Equipe: 7º Doutor, Ace, e Bernice “Benny” Summerfield
Espaço: Lua Belial
Tempo: 2157
Engano, romance que trouxe Ace de volta para a vida do 7º Doutor após ela deixá-lo em termos nada amigáveis, tensionou a dinâmica entre o Doutor e sua Companion ao instaurar uma crise de confiança na TARDIS. Afinal, Ace pode confiar no Doutor após ele manipulá-la tantas vezes? O Doutor pode confiar nos obscuros motivos de Ace para voltar a viajar com ele após ter sido transformada por seu tempo na Guerra Dalek? Jim Mortimore e Andy Lane aproveitam o gancho deixado pelo livro anterior da Virgin New Adventures para entregar com A Ascensão de Lúcifer uma obra sobre a confiança que escolhemos ou não depositar uns nos outros. Na trama, Bernice pede ao 7º Doutor para levá-la a Belial, lua do planeta Lúcifer, pois ela quer descobrir por que as pesquisas sobre artefatos alienígenas no local foram interrompidas.

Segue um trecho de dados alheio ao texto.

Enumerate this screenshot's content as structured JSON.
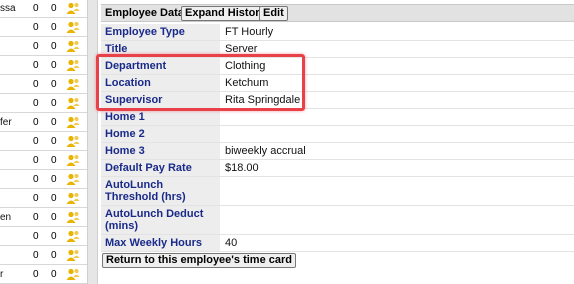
{
  "colors": {
    "label_text": "#1a2a8a",
    "label_bg": "#ededed",
    "header_bg": "#e2e2e2",
    "highlight": "#e8414a",
    "person_icon": "#e8b400"
  },
  "left_list": {
    "rows": [
      {
        "name": "ssa",
        "c1": "0",
        "c2": "0",
        "icon": "person-icon"
      },
      {
        "name": "",
        "c1": "0",
        "c2": "0",
        "icon": "person-icon"
      },
      {
        "name": "",
        "c1": "0",
        "c2": "0",
        "icon": "person-icon"
      },
      {
        "name": "",
        "c1": "0",
        "c2": "0",
        "icon": "person-icon"
      },
      {
        "name": "",
        "c1": "0",
        "c2": "0",
        "icon": "person-icon"
      },
      {
        "name": "",
        "c1": "0",
        "c2": "0",
        "icon": "person-icon"
      },
      {
        "name": "fer",
        "c1": "0",
        "c2": "0",
        "icon": "person-icon"
      },
      {
        "name": "",
        "c1": "0",
        "c2": "0",
        "icon": "person-icon"
      },
      {
        "name": "",
        "c1": "0",
        "c2": "0",
        "icon": "person-icon"
      },
      {
        "name": "",
        "c1": "0",
        "c2": "0",
        "icon": "person-icon"
      },
      {
        "name": "",
        "c1": "0",
        "c2": "0",
        "icon": "person-icon"
      },
      {
        "name": "en",
        "c1": "0",
        "c2": "0",
        "icon": "person-icon"
      },
      {
        "name": "",
        "c1": "0",
        "c2": "0",
        "icon": "person-icon"
      },
      {
        "name": "",
        "c1": "0",
        "c2": "0",
        "icon": "person-icon"
      },
      {
        "name": "r",
        "c1": "0",
        "c2": "0",
        "icon": "person-icon"
      }
    ]
  },
  "panel": {
    "title": "Employee Data",
    "expand_history_label": "Expand History",
    "edit_label": "Edit",
    "rows": [
      {
        "label": "Employee Type",
        "value": "FT Hourly"
      },
      {
        "label": "Title",
        "value": "Server"
      },
      {
        "label": "Department",
        "value": "Clothing"
      },
      {
        "label": "Location",
        "value": "Ketchum"
      },
      {
        "label": "Supervisor",
        "value": "Rita Springdale"
      },
      {
        "label": "Home 1",
        "value": ""
      },
      {
        "label": "Home 2",
        "value": ""
      },
      {
        "label": "Home 3",
        "value": "biweekly accrual"
      },
      {
        "label": "Default Pay Rate",
        "value": "$18.00"
      },
      {
        "label": "AutoLunch Threshold (hrs)",
        "value": ""
      },
      {
        "label": "AutoLunch Deduct (mins)",
        "value": ""
      },
      {
        "label": "Max Weekly Hours",
        "value": "40"
      }
    ],
    "return_label": "Return to this employee's time card"
  }
}
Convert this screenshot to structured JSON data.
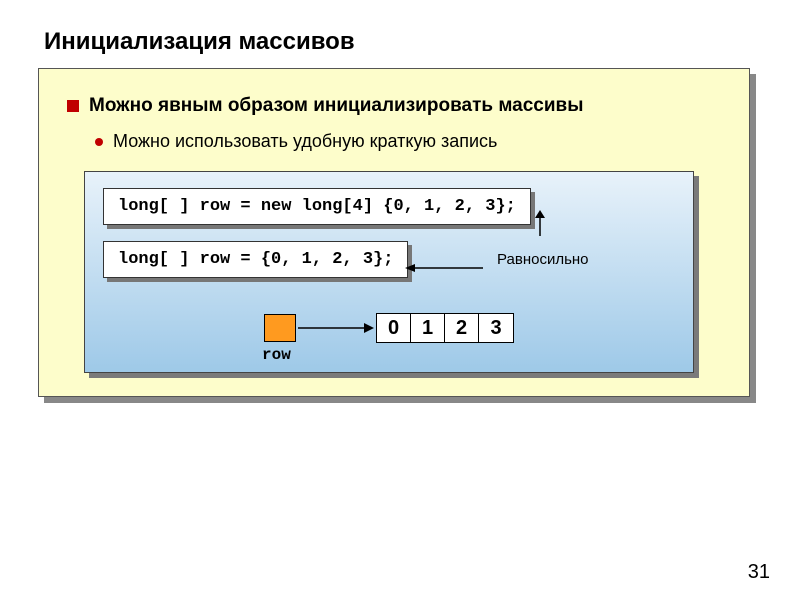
{
  "title": "Инициализация массивов",
  "bullet": "Можно явным образом инициализировать массивы",
  "sub_bullet": "Можно использовать удобную краткую запись",
  "code1": "long[ ] row = new long[4] {0, 1, 2, 3};",
  "code2": "long[ ] row = {0, 1, 2, 3};",
  "equiv_label": "Равносильно",
  "row_label": "row",
  "array": [
    "0",
    "1",
    "2",
    "3"
  ],
  "page_number": "31"
}
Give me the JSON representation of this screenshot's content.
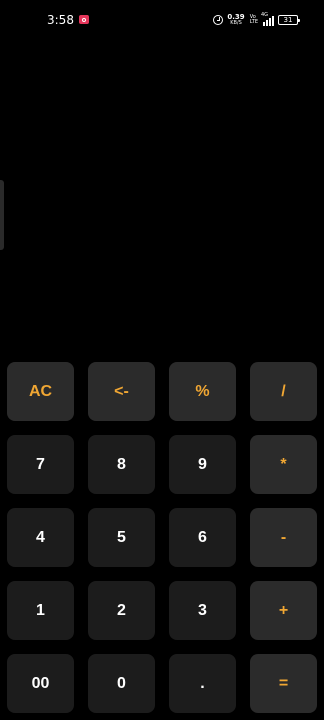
{
  "status_bar": {
    "time": "3:58",
    "net_speed_value": "0.39",
    "net_speed_unit": "KB/S",
    "volte_top": "Vo",
    "volte_bottom": "LTE",
    "network": "4G",
    "battery": "31"
  },
  "display": {
    "expression": ""
  },
  "keypad": {
    "rows": [
      [
        {
          "label": "AC",
          "kind": "func"
        },
        {
          "label": "<-",
          "kind": "func"
        },
        {
          "label": "%",
          "kind": "func"
        },
        {
          "label": "/",
          "kind": "op"
        }
      ],
      [
        {
          "label": "7",
          "kind": "num"
        },
        {
          "label": "8",
          "kind": "num"
        },
        {
          "label": "9",
          "kind": "num"
        },
        {
          "label": "*",
          "kind": "op"
        }
      ],
      [
        {
          "label": "4",
          "kind": "num"
        },
        {
          "label": "5",
          "kind": "num"
        },
        {
          "label": "6",
          "kind": "num"
        },
        {
          "label": "-",
          "kind": "op"
        }
      ],
      [
        {
          "label": "1",
          "kind": "num"
        },
        {
          "label": "2",
          "kind": "num"
        },
        {
          "label": "3",
          "kind": "num"
        },
        {
          "label": "+",
          "kind": "op"
        }
      ],
      [
        {
          "label": "00",
          "kind": "num"
        },
        {
          "label": "0",
          "kind": "num"
        },
        {
          "label": ".",
          "kind": "num"
        },
        {
          "label": "=",
          "kind": "op"
        }
      ]
    ]
  },
  "colors": {
    "background": "#000000",
    "key_number_bg": "#1c1c1c",
    "key_operator_bg": "#2b2b2b",
    "accent": "#f1a733",
    "record_indicator": "#e5355a"
  }
}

Mas pouco depois de o Doutor e suas amigas chegarem à estação de pesquisa, um membro da equipe morre em um suspeito acidente. O Doutor inicia uma investigação para determinar o que aconteceu, e logo fica claro que todos no Projeto Eden escondem algo, inclusive os tripulantes da TARDIS.
Mortimore e Lane escrevem a metade inicial de A Ascensão de Lúcifer como um whodunit, um gênero propício para tratar de segredos e crises de confiança. Os autores não só têm sucesso em trazer personagens carismáticos que funcionam como bons suspeitos, como fazem da investigação um estudo de personagem da vítima, Paula Engado, desnudando a complexa relação que a moça tinha com a sua equipe, que inclui o pai, e uma ex-namorada. É uma construção muito bem feita, pois embora Paula apareça muito pouco, ao fim da leitura, ela se revela a personagem mais explorada pela narrativa.
A obra também faz um bom trabalho em costurar os dramas dos personagens, com os meandros de uma trama de detetive, gerando uma leitura instigante, que dá espaço para boas discussões em diferentes esferas. A atmosfera de desconfiança do livro é tão forte, que nem o Doutor e Ace ficam fora da lista de suspeitos, com ambos tendo oportunidades e motivos para estarem envolvidos na morte de Paula. Nesse sentido, a trama faz uma escolha esperta ao revelar pouco sobre os primeiros dias dos viajantes a bordo da estação de pesquisa e de suas interações com Paula. Dentro dessa dinâmica, é interessante o papel que Bernice Summerfield assume como a única pessoa em quem o leitor realmente pode confiar, tornando a arqueóloga o coração dessa instável equipe da TARDIS, uma posição que a própria se sente um pouco desconfortável.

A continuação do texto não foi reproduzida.